Les 380 tours de l’épreuve furent menés par les Toyota. Le commandement a fréquemment été échangé entre les deux équipages. Sur la piste en fonction du rythme des pilotes ou selon les performances des mécaniciens, les deux GR010 Hybrid se sont relayées en tête. Mais, à la 9e heure, à la faveur d’une slow zone, la #8 s’échappait avec 30 secondes d’avance. L’écart se maintenait au fil de la nuit, puis à 7 h 47, la #7 était stoppée peu après Arnage avant de rejoindre son stand. José Maria López procédait alors à plusieurs redémarrages complets de la voiture. Les positions allaient rester inchangées jusqu’à l’arrivée.
Alpine est passé à côté du rendez-vous manceau. Très tôt, des problèmes au niveau de l’embrayage forçaient les mécaniciens à rentrer la voiture dans son box. À deux reprises, l’Alpine A480-Gibson #36 d’André Negrão, Nicolas Lapierre et Matthieu Vaxivière perdait 10 minutes. En y ajoutant plusieurs erreurs en piste, la voiture au A fléché n’a jamais été dans le coup, naviguant toujours au-delà de la 20e place.
Dans le clan de Jim Glickenhaus, on peut se féliciter de découvrir le podium.

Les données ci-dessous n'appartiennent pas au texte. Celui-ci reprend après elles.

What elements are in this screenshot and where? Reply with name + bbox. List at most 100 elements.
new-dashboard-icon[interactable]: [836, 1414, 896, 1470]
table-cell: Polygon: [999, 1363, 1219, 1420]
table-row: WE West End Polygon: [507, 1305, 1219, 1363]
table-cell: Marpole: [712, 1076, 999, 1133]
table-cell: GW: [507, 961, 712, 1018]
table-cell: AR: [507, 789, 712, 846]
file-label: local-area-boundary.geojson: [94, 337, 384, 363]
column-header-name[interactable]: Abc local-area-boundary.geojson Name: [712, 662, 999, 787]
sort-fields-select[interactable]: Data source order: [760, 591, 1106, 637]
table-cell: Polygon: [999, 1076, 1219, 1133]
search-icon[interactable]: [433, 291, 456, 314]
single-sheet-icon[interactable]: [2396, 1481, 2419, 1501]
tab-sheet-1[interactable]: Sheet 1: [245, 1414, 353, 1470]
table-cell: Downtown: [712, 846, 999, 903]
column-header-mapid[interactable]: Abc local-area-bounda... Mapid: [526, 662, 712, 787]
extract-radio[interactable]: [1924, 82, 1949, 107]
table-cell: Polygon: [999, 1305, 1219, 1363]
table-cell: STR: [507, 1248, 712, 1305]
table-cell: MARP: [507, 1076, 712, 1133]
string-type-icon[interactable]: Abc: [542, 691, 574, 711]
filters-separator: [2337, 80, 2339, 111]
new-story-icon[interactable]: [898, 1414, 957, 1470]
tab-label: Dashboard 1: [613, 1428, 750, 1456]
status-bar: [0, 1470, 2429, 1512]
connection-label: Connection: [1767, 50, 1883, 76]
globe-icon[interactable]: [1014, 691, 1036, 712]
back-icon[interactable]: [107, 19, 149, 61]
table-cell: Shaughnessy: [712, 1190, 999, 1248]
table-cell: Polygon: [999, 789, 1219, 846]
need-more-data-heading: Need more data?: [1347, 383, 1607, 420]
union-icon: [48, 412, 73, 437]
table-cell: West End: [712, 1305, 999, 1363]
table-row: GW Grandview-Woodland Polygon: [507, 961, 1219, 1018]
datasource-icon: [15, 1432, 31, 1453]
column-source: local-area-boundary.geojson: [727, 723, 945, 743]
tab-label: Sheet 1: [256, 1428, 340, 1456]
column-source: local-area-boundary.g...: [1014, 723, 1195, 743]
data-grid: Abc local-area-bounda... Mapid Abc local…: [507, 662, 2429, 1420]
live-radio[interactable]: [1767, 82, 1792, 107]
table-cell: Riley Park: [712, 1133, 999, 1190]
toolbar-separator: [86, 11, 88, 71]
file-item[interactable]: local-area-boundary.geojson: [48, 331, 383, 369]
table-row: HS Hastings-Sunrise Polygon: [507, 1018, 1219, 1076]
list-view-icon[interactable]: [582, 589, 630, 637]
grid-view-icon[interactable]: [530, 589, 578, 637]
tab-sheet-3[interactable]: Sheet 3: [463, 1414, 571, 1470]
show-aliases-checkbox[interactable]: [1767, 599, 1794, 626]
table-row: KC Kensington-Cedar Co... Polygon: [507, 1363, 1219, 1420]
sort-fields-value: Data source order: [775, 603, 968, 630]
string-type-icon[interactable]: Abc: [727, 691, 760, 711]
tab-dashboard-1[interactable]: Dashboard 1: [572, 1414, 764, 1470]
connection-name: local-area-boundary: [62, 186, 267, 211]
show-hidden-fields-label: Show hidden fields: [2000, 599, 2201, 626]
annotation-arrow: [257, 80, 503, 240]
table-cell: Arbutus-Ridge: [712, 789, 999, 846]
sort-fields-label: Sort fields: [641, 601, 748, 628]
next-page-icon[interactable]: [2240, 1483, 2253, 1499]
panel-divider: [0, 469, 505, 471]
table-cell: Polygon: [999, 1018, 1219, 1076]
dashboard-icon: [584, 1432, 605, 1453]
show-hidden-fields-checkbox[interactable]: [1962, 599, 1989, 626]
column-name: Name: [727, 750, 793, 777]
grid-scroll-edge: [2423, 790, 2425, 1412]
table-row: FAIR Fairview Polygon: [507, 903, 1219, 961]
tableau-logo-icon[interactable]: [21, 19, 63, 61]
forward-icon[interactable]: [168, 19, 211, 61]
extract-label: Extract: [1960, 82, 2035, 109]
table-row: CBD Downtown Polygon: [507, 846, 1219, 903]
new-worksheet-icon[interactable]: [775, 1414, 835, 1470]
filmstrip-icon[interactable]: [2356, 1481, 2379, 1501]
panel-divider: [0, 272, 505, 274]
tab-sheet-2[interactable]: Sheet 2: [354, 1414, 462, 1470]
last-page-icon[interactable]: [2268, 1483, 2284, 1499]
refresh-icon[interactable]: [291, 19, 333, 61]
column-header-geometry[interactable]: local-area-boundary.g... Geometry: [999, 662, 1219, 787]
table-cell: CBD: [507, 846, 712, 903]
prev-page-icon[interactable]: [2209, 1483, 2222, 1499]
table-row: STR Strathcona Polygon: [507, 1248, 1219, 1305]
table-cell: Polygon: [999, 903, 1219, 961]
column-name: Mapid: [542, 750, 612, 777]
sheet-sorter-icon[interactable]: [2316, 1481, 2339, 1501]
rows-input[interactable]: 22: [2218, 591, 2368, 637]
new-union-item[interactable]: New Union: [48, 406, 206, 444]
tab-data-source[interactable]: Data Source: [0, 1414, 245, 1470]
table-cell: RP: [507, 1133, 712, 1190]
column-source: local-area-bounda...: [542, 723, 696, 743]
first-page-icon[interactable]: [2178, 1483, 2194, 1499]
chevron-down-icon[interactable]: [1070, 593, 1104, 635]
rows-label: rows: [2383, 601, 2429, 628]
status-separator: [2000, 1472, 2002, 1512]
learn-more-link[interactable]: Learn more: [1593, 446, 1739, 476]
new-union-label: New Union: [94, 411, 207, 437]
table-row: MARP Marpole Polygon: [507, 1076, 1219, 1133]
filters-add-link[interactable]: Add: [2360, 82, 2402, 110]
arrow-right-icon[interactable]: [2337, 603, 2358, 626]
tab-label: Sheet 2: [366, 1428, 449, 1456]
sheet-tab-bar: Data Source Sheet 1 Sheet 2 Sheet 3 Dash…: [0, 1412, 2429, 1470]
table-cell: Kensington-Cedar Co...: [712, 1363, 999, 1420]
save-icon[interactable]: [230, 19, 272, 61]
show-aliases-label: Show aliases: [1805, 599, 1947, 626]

La 007 LMH #709 de Ryan Briscoe, Richard Westbrook et Franck Mailleux a été retardée en début de course par un problème de capteur de turbo, mais a ensuite livré une prestation sans faille.
La #708 fut longtemps la voiture en pointe du duo mais une sortie d’Olivier Pla au Tertre Rouge à 23 h 17 brisait les rêves de podium.
Sébastien Buemi compte désormais quatre victoires et devient l’égal de Yannick Dalmas, Olivier Gendebien ou Henri Pescarolo. Brendon Hartley passe lui à trois victoires réparties entre deux constructeurs (Porsche 2017, Toyota 2021 et 2022) et Ryo Hirakawa ouvre son palmarès. Il fait partie maintenant du club très fermé des pilotes japonais victorieux en Sarthe avec Seiji Ara (2004), Kamui Kobayashi (2021), Kazuki Nakajima (2018, 2019, 2020) et Masanori Sekiya (1995).